If past evidence is any guide, those predisposed to periodontal disease enjoy a silver lining of sorts. They will develop few, if any, cavities on the smooth surfaces between teeth.

Researchers do not entirely agree on why that is, other than it seems related to some genetic quirk that dictates the patient's response to various oral bacteria.

Fine's own research points to a variant form of a salivary protein that seems to have the knack for warding off the bacteria that cause cavities. But he thinks that because this one type of bacteria is cleared out in these patients, that allows others to gain a foothold - specifically, a trio of bacteria species associated with periodontal disease.

Denis F. Kinane, dean of the University of Pennsylvania School of Dental Medicine, is not convinced that theory is correct. But he praises Fine's enthusiasm for finding a solution to a real problem among black youth. The condition is rare among white youth.

"We need people like Dan Fine to get people interested and excited about these things," Kinane said.

One person with keen interest in the answer is Elusme, the patient from Haiti, who had little exposure to dentistry before moving to the United States in December.

"I want to know what's happening," Elusme said after Fine and Rutgers colleague Thomas A. Bissell examined his teeth. "I find that interesting."

Elusme lives with Eric and Heather Koby in Chester, N.J., in Morris County. Heather Koby met the young man during a Christian mission trip to Haiti, soon after the 2010 earthquake, and was drawn to his sweet disposition.

The couple had adopted three other children and tried to do the same for Elusme, but he was denied a visa on multiple occasions. They contributed to his school tuition in Haiti, then finally learned in the fall that his latest visa application had been granted.

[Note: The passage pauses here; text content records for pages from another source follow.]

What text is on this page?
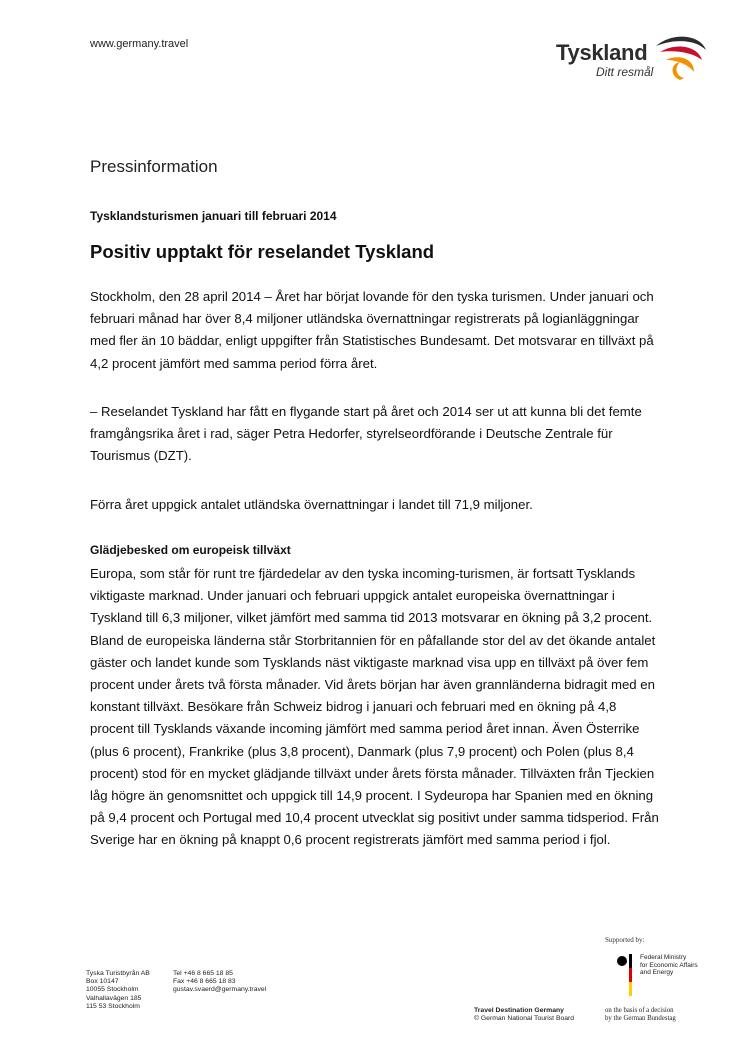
www.germany.travel	Tyskland
Ditt resmål
Pressinformation
Tysklandsturismen januari till februari 2014
Positiv upptakt för reselandet Tyskland

Stockholm, den 28 april 2014 – Året har börjat lovande för den tyska turismen. Under januari och februari månad har över 8,4 miljoner utländska övernattningar registrerats på logianläggningar med fler än 10 bäddar, enligt uppgifter från Statistisches Bundesamt. Det motsvarar en tillväxt på 4,2 procent jämfört med samma period förra året.

– Reselandet Tyskland har fått en flygande start på året och 2014 ser ut att kunna bli det femte framgångsrika året i rad, säger Petra Hedorfer, styrelseordförande i Deutsche Zentrale für Tourismus (DZT).

Förra året uppgick antalet utländska övernattningar i landet till 71,9 miljoner.

Glädjebesked om europeisk tillväxt

Europa, som står för runt tre fjärdedelar av den tyska incoming-turismen, är fortsatt Tysklands viktigaste marknad. Under januari och februari uppgick antalet europeiska övernattningar i Tyskland till 6,3 miljoner, vilket jämfört med samma tid 2013 motsvarar en ökning på 3,2 procent. Bland de europeiska länderna står Storbritannien för en påfallande stor del av det ökande antalet gäster och landet kunde som Tysklands näst viktigaste marknad visa upp en tillväxt på över fem procent under årets två första månader. Vid årets början har även grannländerna bidragit med en konstant tillväxt. Besökare från Schweiz bidrog i januari och februari med en ökning på 4,8 procent till Tysklands växande incoming jämfört med samma period året innan. Även Österrike (plus 6 procent), Frankrike (plus 3,8 procent), Danmark (plus 7,9 procent) och Polen (plus 8,4 procent) stod för en mycket glädjande tillväxt under årets första månader. Tillväxten från Tjeckien låg högre än genomsnittet och uppgick till 14,9 procent. I Sydeuropa har Spanien med en ökning på 9,4 procent och Portugal med 10,4 procent utvecklat sig positivt under samma tidsperiod. Från Sverige har en ökning på knappt 0,6 procent registrerats jämfört med samma period i fjol.

Supported by:
Federal Ministry
for Economic Affairs
and Energy
Tyska Turistbyrån AB
Box 10147
10055 Stockholm
Valhallavägen 185
115 53 Stockholm
Tel +46 8 665 18 85
Fax +46 8 665 18 83
gustav.svaerd@germany.travel
Travel Destination Germany
© German National Tourist Board
on the basis of a decision
by the German Bundestag
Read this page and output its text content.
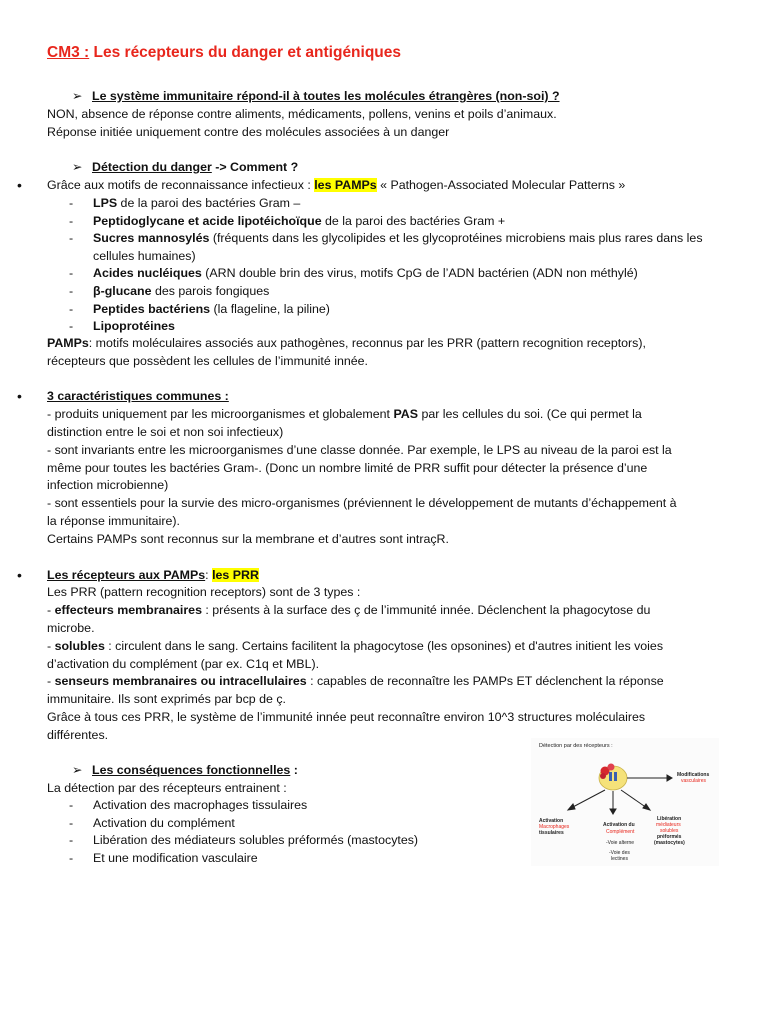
CM3 : Les récepteurs du danger et antigéniques
➢ Le système immunitaire répond-il à toutes les molécules étrangères (non-soi) ?
NON, absence de réponse contre aliments, médicaments, pollens, venins et poils d’animaux.
Réponse initiée uniquement contre des molécules associées à un danger
➢ Détection du danger -> Comment ?
• Grâce aux motifs de reconnaissance infectieux : les PAMPs « Pathogen-Associated Molecular Patterns »
- LPS de la paroi des bactéries Gram –
- Peptidoglycane et acide lipotéichoïque de la paroi des bactéries Gram +
- Sucres mannosylés (fréquents dans les glycolipides et les glycoprotéines microbiens mais plus rares dans les
cellules humaines)
- Acides nucléiques (ARN double brin des virus, motifs CpG de l’ADN bactérien (ADN non méthylé)
- β-glucane des parois fongiques
- Peptides bactériens (la flageline, la piline)
- Lipoprotéines
PAMPs: motifs moléculaires associés aux pathogènes, reconnus par les PRR (pattern recognition receptors),
récepteurs que possèdent les cellules de l’immunité innée.
• 3 caractéristiques communes :
- produits uniquement par les microorganismes et globalement PAS par les cellules du soi. (Ce qui permet la
distinction entre le soi et non soi infectieux)
- sont invariants entre les microorganismes d’une classe donnée. Par exemple, le LPS au niveau de la paroi est la
même pour toutes les bactéries Gram-. (Donc un nombre limité de PRR suffit pour détecter la présence d’une
infection microbienne)
- sont essentiels pour la survie des micro-organismes (préviennent le développement de mutants d’échappement à
la réponse immunitaire).
Certains PAMPs sont reconnus sur la membrane et d’autres sont intraçR.
• Les récepteurs aux PAMPs: les PRR
Les PRR (pattern recognition receptors) sont de 3 types :
- effecteurs membranaires : présents à la surface des ç de l’immunité innée. Déclenchent la phagocytose du
microbe.
- solubles : circulent dans le sang. Certains facilitent la phagocytose (les opsonines) et d'autres initient les voies
d’activation du complément (par ex. C1q et MBL).
- senseurs membranaires ou intracellulaires : capables de reconnaître les PAMPs ET déclenchent la réponse
immunitaire. Ils sont exprimés par bcp de ç.
Grâce à tous ces PRR, le système de l’immunité innée peut reconnaître environ 10^3 structures moléculaires
différentes.
➢ Les conséquences fonctionnelles :
La détection par des récepteurs entrainent :
- Activation des macrophages tissulaires
- Activation du complément
- Libération des médiateurs solubles préformés (mastocytes)
- Et une modification vasculaire
Détection par des récepteurs :
Modifications
vasculaires
Activation
Macrophages
tissulaires
Activation du
Complément
-Voie alterne
-Voie des
lectines
Libération
médiateurs
solubles
préformés
(mastocytes)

Elusme was too old for formal adoption, but the Kobys consider him a family member and are sending him to the County College of Morris, where he studies business.

Morris County dentist Joseph J. Gaudio agreed to treat Elusme pro bono. When he saw Elusme had periodontal disease, he referred him to Bissell, who has a practice not far from the Koby home and who also agreed to offer his services at no charge.

Elusme is not a formal participant in the new Rutgers study, as it is aimed at children ages 11 to 17, but he has agreed to let researchers test his samples for general research purposes.

Initial results indicate his mouth harbors an especially potent form of one of the bacteria Fine blames for periodontal disease.

Treatments for the disease typically include antibiotics. In Elusme's case, which was advanced, Bissell used a special laser to remove calcified plaque from the roots of his teeth; some clinicians prefer to use a scalpel.

Gaudio also used adhesive to bond Elusme's loose teeth to their more stable neighbors.

In the new study, the Rutgers researchers will not let anyone get to the point of visible symptoms. Patients will be seen every three months and will be treated at the first sign of the telltale protein in their saliva.

And if someday Fine can spread that technique to every nurse's office in big-city school systems, it will mark the end of a long road.

"We've been studying this thing for the last 30 years," Fine said. "It's only in the last few years that the technology has blossomed."